BIARKAN AKU BERMIMPI DAN MENGGAPAINYA

Oleh : Meliana KW Sijabat*

Namaku Meliana. Aku anak pertama dari 3 bersaudara. Kedua adikku tinggal bersama orang tua di Riau. Aku sekarang duduk di bangku perkuliahan Fakultas Ekonomi dan Bisnis, jurusan Akuntansi, Universitas Sumatera Utara. Perjuangan yang masih amat sangat berat untuk mencapai kesuksesan. Walau hanya melewati satu tangga lagi.

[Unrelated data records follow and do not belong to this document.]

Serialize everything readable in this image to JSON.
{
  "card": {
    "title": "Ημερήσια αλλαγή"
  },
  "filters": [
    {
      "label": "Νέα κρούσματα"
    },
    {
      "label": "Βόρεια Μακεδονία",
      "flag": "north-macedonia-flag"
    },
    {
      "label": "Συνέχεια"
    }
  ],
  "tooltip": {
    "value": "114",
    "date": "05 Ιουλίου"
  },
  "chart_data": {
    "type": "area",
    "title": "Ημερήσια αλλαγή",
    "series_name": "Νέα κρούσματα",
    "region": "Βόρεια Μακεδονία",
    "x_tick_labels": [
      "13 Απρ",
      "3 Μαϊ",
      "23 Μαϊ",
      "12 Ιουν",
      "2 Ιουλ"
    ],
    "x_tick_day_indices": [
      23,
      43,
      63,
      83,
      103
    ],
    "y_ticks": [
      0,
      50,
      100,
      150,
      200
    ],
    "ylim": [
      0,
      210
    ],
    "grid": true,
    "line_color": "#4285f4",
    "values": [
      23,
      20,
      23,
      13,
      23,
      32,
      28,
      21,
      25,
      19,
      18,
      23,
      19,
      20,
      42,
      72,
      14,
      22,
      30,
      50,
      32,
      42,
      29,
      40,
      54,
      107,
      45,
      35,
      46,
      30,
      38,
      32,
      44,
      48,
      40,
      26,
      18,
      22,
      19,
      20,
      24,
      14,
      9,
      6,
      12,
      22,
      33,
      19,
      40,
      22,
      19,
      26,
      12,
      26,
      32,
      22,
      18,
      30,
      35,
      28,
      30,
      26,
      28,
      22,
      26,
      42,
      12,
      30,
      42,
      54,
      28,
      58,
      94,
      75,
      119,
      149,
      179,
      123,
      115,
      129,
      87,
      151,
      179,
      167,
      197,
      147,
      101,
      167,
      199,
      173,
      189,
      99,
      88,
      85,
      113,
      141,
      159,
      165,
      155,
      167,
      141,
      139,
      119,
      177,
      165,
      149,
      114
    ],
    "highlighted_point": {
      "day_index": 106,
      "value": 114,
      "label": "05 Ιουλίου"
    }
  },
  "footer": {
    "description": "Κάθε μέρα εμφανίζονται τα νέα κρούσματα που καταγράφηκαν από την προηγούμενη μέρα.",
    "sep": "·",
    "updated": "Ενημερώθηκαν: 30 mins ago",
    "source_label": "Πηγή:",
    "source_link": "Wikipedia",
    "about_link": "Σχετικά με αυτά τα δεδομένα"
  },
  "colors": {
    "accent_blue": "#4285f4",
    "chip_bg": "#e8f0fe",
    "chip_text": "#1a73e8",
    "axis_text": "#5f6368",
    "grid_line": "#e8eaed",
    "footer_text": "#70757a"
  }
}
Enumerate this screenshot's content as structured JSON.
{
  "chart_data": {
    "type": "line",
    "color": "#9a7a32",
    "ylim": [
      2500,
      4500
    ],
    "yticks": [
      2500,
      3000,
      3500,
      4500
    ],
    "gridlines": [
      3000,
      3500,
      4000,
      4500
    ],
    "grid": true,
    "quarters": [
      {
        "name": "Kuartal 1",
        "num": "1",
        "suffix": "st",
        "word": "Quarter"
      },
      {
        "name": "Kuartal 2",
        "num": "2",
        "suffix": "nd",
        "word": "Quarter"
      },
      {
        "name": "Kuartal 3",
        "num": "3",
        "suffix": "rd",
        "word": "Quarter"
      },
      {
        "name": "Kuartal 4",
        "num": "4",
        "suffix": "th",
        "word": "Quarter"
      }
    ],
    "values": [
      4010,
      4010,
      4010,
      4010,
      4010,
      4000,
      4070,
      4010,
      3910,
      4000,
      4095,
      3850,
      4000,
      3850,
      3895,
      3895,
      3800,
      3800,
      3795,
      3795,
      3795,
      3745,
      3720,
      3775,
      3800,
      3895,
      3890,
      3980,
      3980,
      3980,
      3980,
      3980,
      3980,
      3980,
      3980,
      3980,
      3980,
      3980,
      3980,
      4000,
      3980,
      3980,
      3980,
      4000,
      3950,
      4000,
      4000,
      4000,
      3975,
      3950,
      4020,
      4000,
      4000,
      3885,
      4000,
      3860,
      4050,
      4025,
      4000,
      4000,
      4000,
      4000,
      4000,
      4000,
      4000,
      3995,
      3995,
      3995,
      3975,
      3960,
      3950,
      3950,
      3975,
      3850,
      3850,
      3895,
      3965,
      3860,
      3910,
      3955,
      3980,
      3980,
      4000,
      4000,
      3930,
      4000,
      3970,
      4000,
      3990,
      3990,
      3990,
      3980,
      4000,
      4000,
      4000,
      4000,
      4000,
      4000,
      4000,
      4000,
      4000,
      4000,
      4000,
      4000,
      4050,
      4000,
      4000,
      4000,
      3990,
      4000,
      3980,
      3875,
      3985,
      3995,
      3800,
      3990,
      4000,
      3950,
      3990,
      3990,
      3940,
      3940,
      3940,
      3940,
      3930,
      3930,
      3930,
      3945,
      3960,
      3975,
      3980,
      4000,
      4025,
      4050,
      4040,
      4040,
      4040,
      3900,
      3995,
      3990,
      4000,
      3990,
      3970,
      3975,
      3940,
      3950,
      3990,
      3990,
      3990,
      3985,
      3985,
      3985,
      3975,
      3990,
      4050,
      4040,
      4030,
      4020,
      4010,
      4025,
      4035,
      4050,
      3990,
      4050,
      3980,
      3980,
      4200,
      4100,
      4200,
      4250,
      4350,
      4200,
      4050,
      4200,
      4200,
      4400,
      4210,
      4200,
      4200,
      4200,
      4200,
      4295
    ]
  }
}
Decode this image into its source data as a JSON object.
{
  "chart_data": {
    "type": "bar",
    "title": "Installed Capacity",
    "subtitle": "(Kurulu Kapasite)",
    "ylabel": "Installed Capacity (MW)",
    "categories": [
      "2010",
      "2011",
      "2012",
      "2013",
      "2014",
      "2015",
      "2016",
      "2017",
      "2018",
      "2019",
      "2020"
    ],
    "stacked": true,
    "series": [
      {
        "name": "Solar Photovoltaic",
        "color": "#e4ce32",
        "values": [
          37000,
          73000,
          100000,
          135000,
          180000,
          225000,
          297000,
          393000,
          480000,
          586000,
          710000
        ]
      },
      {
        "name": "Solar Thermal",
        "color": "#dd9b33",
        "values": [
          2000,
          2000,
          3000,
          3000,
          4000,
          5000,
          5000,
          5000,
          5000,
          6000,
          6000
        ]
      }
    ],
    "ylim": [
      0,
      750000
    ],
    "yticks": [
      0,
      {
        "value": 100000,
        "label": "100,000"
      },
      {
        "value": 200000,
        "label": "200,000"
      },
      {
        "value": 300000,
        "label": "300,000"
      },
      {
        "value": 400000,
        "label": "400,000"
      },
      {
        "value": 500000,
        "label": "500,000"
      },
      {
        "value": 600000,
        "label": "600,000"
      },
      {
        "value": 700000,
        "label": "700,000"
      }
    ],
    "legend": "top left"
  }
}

Bukan perjuangan yang mudah untuk sampai di tingkat sekarang ini, melihat kisahku yang harus berpindah-pindah karena krisis moneter 1998-2000 di Batam membuat orangtuaku di PHK. Hingga memaksa aku tinggal bersama nenek di Dolok Sanggul untuk melanjutkan SD kelas 5.  Nenek atau disebut Opung adalah seorang yang bekerja keras dan pantang bermalas-malas. Anak SD disana sudah harus mampu ke sawah. Padahal aku belum terbiasa dengan ini, tempat ini, dan keadaan ini. Dan  yang paling berat aku harus berpisah dengan orangtua. Penderitaan batin pun mulai kurasakan. Tidak ada kasih sayang, yang ada dimarahi, dipukul, dimaki dan hal ini berlanjut sampai aku masuk SMP.

SMP adalah masa dimana seorang anak perempuan ingin dimengerti disebabkan masa pubertasnya. Namun, tidak bagiku. Marah, maki sudah menjadi santapan tiap hari. Aku bingung, ini salah itu salah dan tidak mengerti bagaimana yang seharusnya kuperbuat. Aku kesal dengan semuanya, aku merasa semua orang jahat. Hingga aku menjadi nakal dan menjadi malas pulang ke rumah. Batinku teriris rasanya jika berada di rumah itu. Dan saat aku mengadu ke orang tua, mereka katakan aku yang salah dan cobalah untuk  bekerja dengan bagus. Aku menangis setiap hari karena tidak ada seorangpun yang mengerti aku.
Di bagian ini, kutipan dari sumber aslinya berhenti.